Hi everyone, I am playing around with iterators and I have the following problem. Lets us say we want to compute

using Random

weights = shuffle(vcat(1:5, zeros(5)));
mats = (randn(10, 10) for _ in 1:10) # Or any generator comprehension! 
sum(Iterators.map(*, weights, mats))

Then, since weights has many zeros, I ideally would like to skip the corresponding elements in mats (i.e., never generate them at all).

Note: Here, mat could in principle be any generator comprehension (not necessarily random). Think of it as handed out like a black box. On top of it, it would also be too expensive to collect and index, so I am looking for something that would work even if the only promise on mat is that it is a generator comprehension.

Is there some way to do that without collect(mats)?

How about this:

using Random

function maybeskip(generate, skip, flag)
    if flag == 0.0
        println("Skip")
        skip()
    else
        println("Generate")
        generate()
    end
end

generate() = randn(10, 10)
skip() = zeros(10,10)

function test()
    weights = shuffle(vcat(1:5, zeros(5)))
    sum(Iterators.map(*, weights, maybeskip.(generate, skip, weights)))
end

If you don’t need printing, maybeskip is a lot like ifelse.


skip=findall(==(0), weights)

mats=(rand(10,10) for i in setdiff(1:10,skip))
1 Like

sum(generate_mat() * w for w in weights if w != 0)

Or just write a loop. Loops are fast in Julia, you don’t need to contort yourself to avoid them.

1 Like

@stevengj @rocco_sprmnt21 @contradict First, thank you all for the suggestions, and second I am sorry that my question was not clear enough. In particular, I am trying to wire up something that works for any generator comprehension given as a black box. The random matrices example was just for the sake of concreteness. I have edited to post to make this clearer.

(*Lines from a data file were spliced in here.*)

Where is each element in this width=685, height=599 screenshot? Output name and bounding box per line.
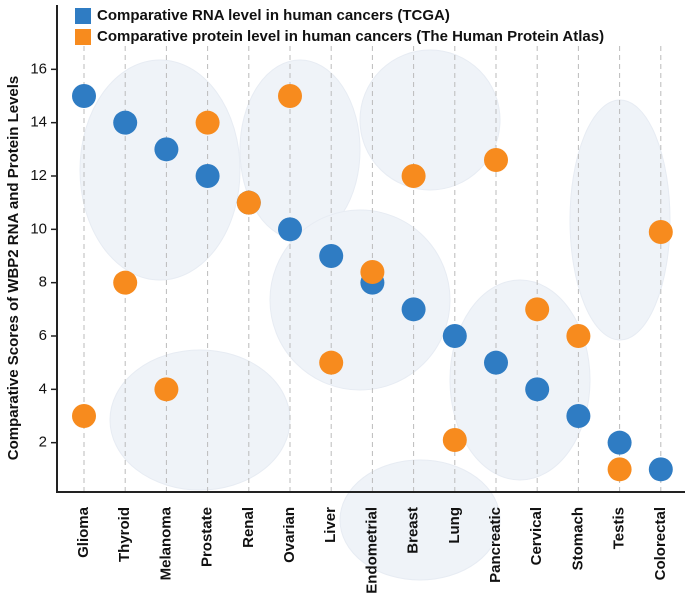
- data-point: [607, 430, 632, 455]
- data-point: [72, 404, 96, 428]
- x-tick-label: Melanoma: [157, 506, 174, 580]
- data-point: [525, 377, 550, 402]
- data-point: [278, 84, 302, 108]
- x-tick-label: Thyroid: [116, 507, 133, 562]
- y-tick-label: 14: [30, 114, 47, 131]
- y-tick-label: 2: [39, 434, 47, 451]
- data-point: [648, 457, 673, 482]
- data-point: [607, 457, 632, 482]
- data-point: [442, 428, 467, 452]
- data-point: [113, 270, 138, 295]
- background-shapes: [79, 49, 671, 581]
- x-tick-label: Cervical: [528, 507, 545, 565]
- data-point: [319, 350, 344, 375]
- y-tick-label: 8: [39, 274, 47, 291]
- data-point: [401, 297, 426, 322]
- y-tick-label: 12: [30, 167, 47, 184]
- data-point: [484, 350, 508, 375]
- data-point: [566, 404, 591, 428]
- x-tick-label: Testis: [611, 507, 628, 549]
- legend-label: Comparative RNA level in human cancers (…: [97, 7, 450, 24]
- data-point: [442, 324, 467, 348]
- data-point: [195, 110, 220, 135]
- x-tick-label: Ovarian: [281, 507, 298, 563]
- data-point: [278, 217, 302, 242]
- data-point: [195, 164, 220, 188]
- x-tick-label: Breast: [405, 507, 422, 554]
- data-point: [566, 324, 591, 348]
- x-tick-label: Glioma: [75, 506, 92, 558]
- y-tick-label: 10: [30, 220, 47, 237]
- data-point: [154, 137, 179, 162]
- x-tick-label: Endometrial: [363, 507, 380, 594]
- legend-label: Comparative protein level in human cance…: [97, 28, 604, 45]
- x-tick-label: Prostate: [199, 507, 216, 567]
- y-tick-label: 6: [39, 327, 47, 344]
- data-point: [360, 260, 385, 284]
- x-tick-label: Renal: [240, 507, 257, 548]
- x-tick-label: Colorectal: [652, 507, 669, 580]
- data-point: [72, 84, 96, 108]
- y-tick-label: 4: [39, 380, 47, 397]
- legend-swatch: [75, 29, 91, 45]
- data-point: [319, 244, 344, 268]
- x-tick-label: Pancreatic: [487, 507, 504, 583]
- legend-swatch: [75, 8, 91, 24]
- data-point: [236, 190, 261, 215]
- x-tick-label: Stomach: [569, 507, 586, 570]
- data-point: [401, 164, 426, 188]
- data-point: [154, 377, 179, 402]
- y-tick-label: 16: [30, 60, 47, 77]
- x-tick-label: Liver: [322, 507, 339, 543]
- x-tick-label: Lung: [446, 507, 463, 544]
- data-point: [525, 297, 550, 322]
- data-point: [484, 148, 508, 172]
- data-point: [113, 110, 138, 135]
- data-point: [648, 220, 673, 244]
- y-axis-label: Comparative Scores of WBP2 RNA and Prote…: [5, 76, 22, 461]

The iterator protocol does not provide a way to skip an element without fetching its value, so if you need the elements of mats that correspond to the elements of weights then there is no way to avoid computing all of the elements of mats without digging deeper into Generator objects.

In particular, a generator is actually just a combination of an iterator and a function that acts on that iterator, so you could do e.g.:

sum(mats.f(i) * w for (w, i) in zip(weights, mats.iter) if w != 0)

(But in this case, why form a mats generator object in the first place? If you need to look inside it, then a generator is arguably the wrong abstraction. e.g. why not just pass the function f(i) that generates the i-th matrix?)